# Seeking subwoofer advice



## rickcst (Jan 20, 2015)

Hi, I'm new to these forums, and I'm looking for a subwoofer to complete my 2.1 system.

I live in a small studio apartment, the main listening room is 13' x 12'. I'll be using a Nuforce Dia desktop DAC (24 watts/channel max) with 2 Cambridge Audio Minx Mini 10's. The Dia allows me to listen to my music via iTunes on my iMac, and it also allows me to route audio from my PS3 while watching movies on the LCD TV. Very happy with the Dia. I sit on my couch about 10' from the speakers/LCD.

I've been doing some research. And I must say that size is important to me- meaning the smaller the better. I know this can be tricky with subs.

In terms of music, I listen to rock/folk, nothing really bass-heavy. For movies, I don't care so much about explosions, etc. I'm just looking for decent low-end to fill the room and complement the Minx 10's.

I've been looking at the PSB SubSeries 100. It's advertised as a computer/desktop subwoofer, but I also saw it advertised for home theater. It's $250, and tiny for a sub. That's as high as my budget right now. Anyone familiar with this sub? Do you think it would provide me enough decent low-end?

Other than that, all I see is the Dayton Audio Sub-800 and the Yamaha YST-SW012, both 8". It also looks like Dayton has just released a 6 1/2" version of their subwoofer for $89 at Parts Express. There are no reviews yet, so I have no idea if it's any good.
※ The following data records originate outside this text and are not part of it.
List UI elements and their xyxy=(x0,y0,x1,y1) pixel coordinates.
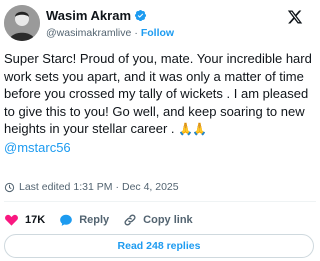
tweet-meta: Last edited 1:31 PM · Dec 4, 2025 xyxy=(4,181,179,193)
avatar[interactable] xyxy=(4,5,40,41)
clock-icon xyxy=(4,182,15,192)
author-handle[interactable]: @wasimakramlive xyxy=(46,27,131,39)
display-name[interactable]: Wasim Akram xyxy=(46,8,131,23)
reply-label: Reply xyxy=(79,214,110,226)
tweet-date[interactable]: Dec 4, 2025 xyxy=(122,181,179,193)
verified-badge-icon xyxy=(134,9,147,22)
author-info: Wasim Akram @wasimakramlive · Follow xyxy=(46,7,174,41)
tweet-body: Super Starc! Proud of you, mate. Your in… xyxy=(4,51,312,137)
x-logo-icon[interactable] xyxy=(287,9,303,25)
meta-separator: · xyxy=(115,181,119,193)
copy-link-button[interactable]: Copy link xyxy=(123,213,193,227)
tweet-time[interactable]: 1:31 PM xyxy=(73,181,112,193)
read-replies-label: Read 248 replies xyxy=(117,240,201,252)
tweet-header: Wasim Akram @wasimakramlive · Follow xyxy=(0,0,320,44)
edited-label[interactable]: Last edited xyxy=(19,181,70,193)
action-bar: 17K Reply Copy link xyxy=(4,211,207,229)
follow-button[interactable]: Follow xyxy=(141,27,174,39)
mention-link[interactable]: @mstarc56 xyxy=(4,140,71,155)
tweet-card: Wasim Akram @wasimakramlive · Follow Sup… xyxy=(0,0,320,261)
handle-separator: · xyxy=(134,27,138,39)
copy-link-label: Copy link xyxy=(143,214,193,226)
like-count: 17K xyxy=(25,214,46,226)
pray-emoji: 🙏🙏 xyxy=(178,122,207,137)
read-replies-button[interactable]: Read 248 replies xyxy=(4,234,314,258)
link-icon xyxy=(124,214,136,226)
like-button[interactable]: 17K xyxy=(4,213,45,228)
tweet-text: Super Starc! Proud of you, mate. Your in… xyxy=(4,50,318,157)
heart-icon xyxy=(5,214,18,226)
reply-button[interactable]: Reply xyxy=(59,213,109,227)
divider xyxy=(4,201,316,202)
reply-bubble-icon xyxy=(60,214,73,226)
So, just looking for something decent and compact, and under $250 if at all possible.

Any advice or input would be appreciated- thanks.


----------



## tonyvdb (Sep 5, 2007)

Hi and welcome aboard the HTS :wave:

Are you looking for something that will go fairly deep? there is no substitute for size when it comes to a sub. The bigger the better. In your relatively small space there are some nice options in and around the $450 mark but I would not spend any less than that as you really start to compromise sound quality and how low it can go.


----------



## rickcst (Jan 20, 2015)

Thanks for your reply-- things evolved quickly and I ended up going with a Pinnacle Subsonic.


----------



## tonyvdb (Sep 5, 2007)

I'm not so sure you will be happy with that sub as it is not really even a subwoofer, it only goes down to 28Hz wich is a far cry from what a sub should do.


----------



## robbo266317 (Sep 22, 2008)

Welcome to the forum Rick and thanks for joining us here at HTS.

That should be ok for most music and if you aren't interested in the rumbling bass of explosions then it may suit your needs.


----------



## rickcst (Jan 20, 2015)

Thanks robbo, I'll keep you posted after it arrives and I spend a bit of time with it...


----------



## rickcst (Jan 20, 2015)

Hi,

I just wanted to follow up with the Pinnacle Subsonic... shipping was very fast and I received it today.

I've had some time to play around with it- such an impressive little beast. Perfect for my needs living in small studio apartment. Pairs very nicely with the Minx 10's. I barely have the volume turned up on the sub, and it's quite strong as such.

I was really trying to have a compact system- the Nuforce Dia, SubSonic, and 2 Minx 10's all combined equal just a little bigger than a basketball.

If anyone is interested in the Subsonic, I got it on Woot for $179... I think it retails for around $800. I believe the deal goes on for a couple more days.

Thanks again-


----------



## robbo266317 (Sep 22, 2008)

That is good news Rick, I'm glad it has complemented your existing setup. 
Enjoy :T


----------



## tonyvdb (Sep 5, 2007)

rickcst said:


> If anyone is interested in the Subsonic, I got it for for $179... I think it retails for around $800.


Congrats, thats a good deal.


----------



## rickcst (Jan 20, 2015)

Thanks guys!


----------



## Audio 2015 (Feb 1, 2015)

NXG NX-BAS-500
Radio Shack- 249.00 with 10.00 off for signing up online. I know, Radio Shack?

Room size 10X16 with one side open into another room about same size.
Bought this sub because data sheets show it could get below 20htz. Thinking i could return if i didn't like it with no shipping costs either way.
Relatively small as 12in subs go. 
love, love, love this sub, right out of the box completely changed my system. From Rebecca Pidgeons Spanish Harlem, to Pink Floyd the music is crisp and clear.
On the Movie side Avatar shakes the block if you want it to absolutely no port noise.
Pull the grill off dont cover this beauty up.
Does not have all the bells and whistles that some subs have, but if you have an A\V receiver you plain old don't need them. also some reviews say the auto power is a problem I have had this sub for a month and zero issues.Buy it without fear ship to local Radio Shack free and send back from radio shack free. Guys at store were cool to. Cant say enough good about this sub. I'm putting system together piece by piece as it stands less than 2000.00 and sounds-looks fantastic.

Marantz SR 5009
Samsung 60in Plazma
BIC PL 89II Fronts
BIC PL 28ii center
NXG-NX-BAS 500 sub
AKG K712 Pro headphones


----------